I couldn’t believe a tween girl had this response to my song. This was the sort of thing a critic would write about a Latchkeys song, or even Vanessa would say to Zack about one of their songs. Or how someone might feel about an MJ song. It was way better than the usual stuff I heard from fans, about how they listened to me nonstop and followed all the news about me and I was their favorite singer. They only listened to me nonstop because we courted the radio stations, and they followed the news about me because our publicists fed material to the media each week, and I was their favorite because the label had marketed me to them. If none of that happened, they wouldn’t actually care about the music. This girl did. I wanted to ask her if she meant I sounded punk, but she wouldn’t know what punk was and Jane would wonder why I was asking that and she was signaling with her eyebrows for me to hurry up, so I said, “Thank you.”
I found the bathroom down the hall and locked myself in a stall and tried to pee, but nothing came out. While I was pushing like crazy but nothing was happening, I wondered if I could get hard now if I tried, after everything I’d seen, like if it would still work properly. At first I couldn’t, even when I pictured Lisa Pinto and Vanessa’s legs and the time I walked in on one of my dancers changing in Houston.
I opened my eyes and looked down. A tiny black hair poked out of the skin around all the peach fuzz. I pulled on it and it didn’t come out. Then I got hard, and I even had to wait a little for it to go down before I left, since I didn’t want to be walking around dying kids with a super-hard boner and a grin on my face after finding my first pube.

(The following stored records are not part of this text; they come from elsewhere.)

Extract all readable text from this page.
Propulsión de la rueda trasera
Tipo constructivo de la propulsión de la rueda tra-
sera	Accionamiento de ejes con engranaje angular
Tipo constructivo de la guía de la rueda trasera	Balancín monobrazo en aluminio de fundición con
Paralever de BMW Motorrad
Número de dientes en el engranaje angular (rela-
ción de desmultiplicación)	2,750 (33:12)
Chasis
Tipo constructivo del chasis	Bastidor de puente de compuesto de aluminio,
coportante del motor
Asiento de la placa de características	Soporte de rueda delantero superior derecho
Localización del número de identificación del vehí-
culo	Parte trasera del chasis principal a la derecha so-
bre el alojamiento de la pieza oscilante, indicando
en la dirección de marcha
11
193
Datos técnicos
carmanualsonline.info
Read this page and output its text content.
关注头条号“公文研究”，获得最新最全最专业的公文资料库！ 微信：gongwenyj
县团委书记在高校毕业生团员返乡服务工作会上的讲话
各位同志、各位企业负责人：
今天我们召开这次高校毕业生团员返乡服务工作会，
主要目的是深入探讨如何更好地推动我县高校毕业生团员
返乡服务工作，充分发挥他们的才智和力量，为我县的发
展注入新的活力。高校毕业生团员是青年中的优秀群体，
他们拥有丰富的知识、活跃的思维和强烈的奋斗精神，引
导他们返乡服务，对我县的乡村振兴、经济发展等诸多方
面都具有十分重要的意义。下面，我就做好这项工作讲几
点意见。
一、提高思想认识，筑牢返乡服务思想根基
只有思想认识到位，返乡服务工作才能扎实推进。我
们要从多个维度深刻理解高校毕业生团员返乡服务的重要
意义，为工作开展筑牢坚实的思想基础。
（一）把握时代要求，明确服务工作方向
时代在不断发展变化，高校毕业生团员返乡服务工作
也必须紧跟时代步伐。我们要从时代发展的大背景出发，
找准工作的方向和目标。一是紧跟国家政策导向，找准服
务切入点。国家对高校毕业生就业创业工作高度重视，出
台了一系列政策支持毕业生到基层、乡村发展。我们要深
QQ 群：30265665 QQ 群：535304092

I was going to turn left to join up with everyone outside the burn unit, but to my right there was a glass window with golden light coming from inside. All these rows of babies were inside, hooked up with wires inside clear rectangles. “What’s here?” I called to the PR rep, who was talking with the photographers and Jane.
“I see you’ve found our premature infants,” she said.

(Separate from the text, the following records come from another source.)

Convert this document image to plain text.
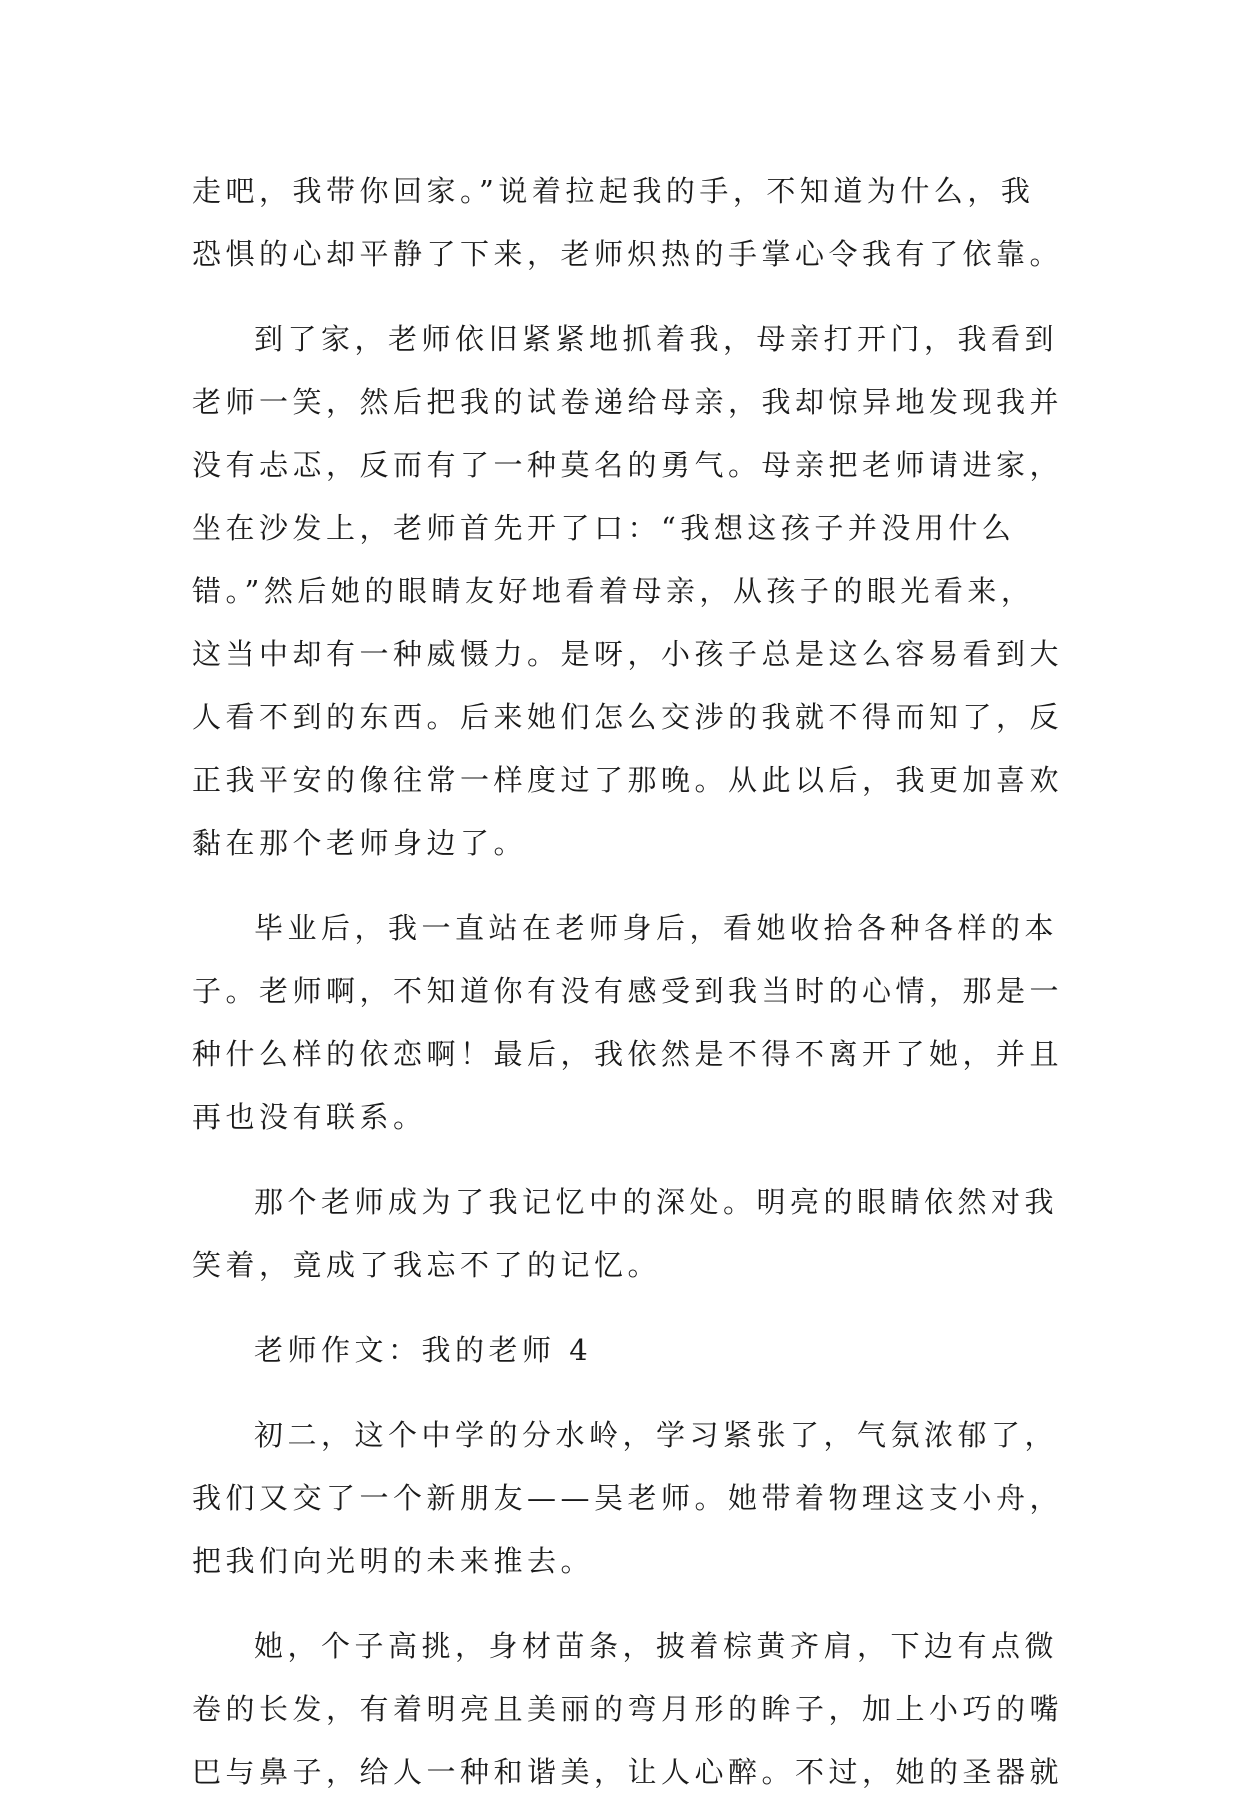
走吧，我带你回家。”说着拉起我的手，不知道为什么，我
恐惧的心却平静了下来，老师炽热的手掌心令我有了依靠。
到了家，老师依旧紧紧地抓着我，母亲打开门，我看到
老师一笑，然后把我的试卷递给母亲，我却惊异地发现我并
没有忐忑，反而有了一种莫名的勇气。母亲把老师请进家，
坐在沙发上，老师首先开了口：“我想这孩子并没用什么
错。”然后她的眼睛友好地看着母亲，从孩子的眼光看来，
这当中却有一种威慑力。是呀，小孩子总是这么容易看到大
人看不到的东西。后来她们怎么交涉的我就不得而知了，反
正我平安的像往常一样度过了那晚。从此以后，我更加喜欢
黏在那个老师身边了。
毕业后，我一直站在老师身后，看她收拾各种各样的本
子。老师啊，不知道你有没有感受到我当时的心情，那是一
种什么样的依恋啊！最后，我依然是不得不离开了她，并且
再也没有联系。
那个老师成为了我记忆中的深处。明亮的眼睛依然对我
笑着，竟成了我忘不了的记忆。
老师作文：我的老师 4
初二，这个中学的分水岭，学习紧张了，气氛浓郁了，
我们又交了一个新朋友——吴老师。她带着物理这支小舟，
把我们向光明的未来推去。
她，个子高挑，身材苗条，披着棕黄齐肩，下边有点微
卷的长发，有着明亮且美丽的弯月形的眸子，加上小巧的嘴
巴与鼻子，给人一种和谐美，让人心醉。不过，她的圣器就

“Jonny, don’t wander off,” Jane called.
“What are they inside?” I asked the PR rep.
“Those are called incubators. They simulate the mother’s tummy for babies that are born too early, to help protect them.”
“Cool,” I said, which was stupid, but I was really thinking about how they were like the force-field spell in Zenon. “Can I see them?”
“Yes, but we have to be very quiet, and it’s best not to touch them,” she said. “They need some attention, but too much isn’t good for them.”
Jane was like, “You know, I think we’re running behind schedule.”
“I want to go in,” I said.
“We’re very late,” she said.
The PR rep said, “It’ll only take a minute.”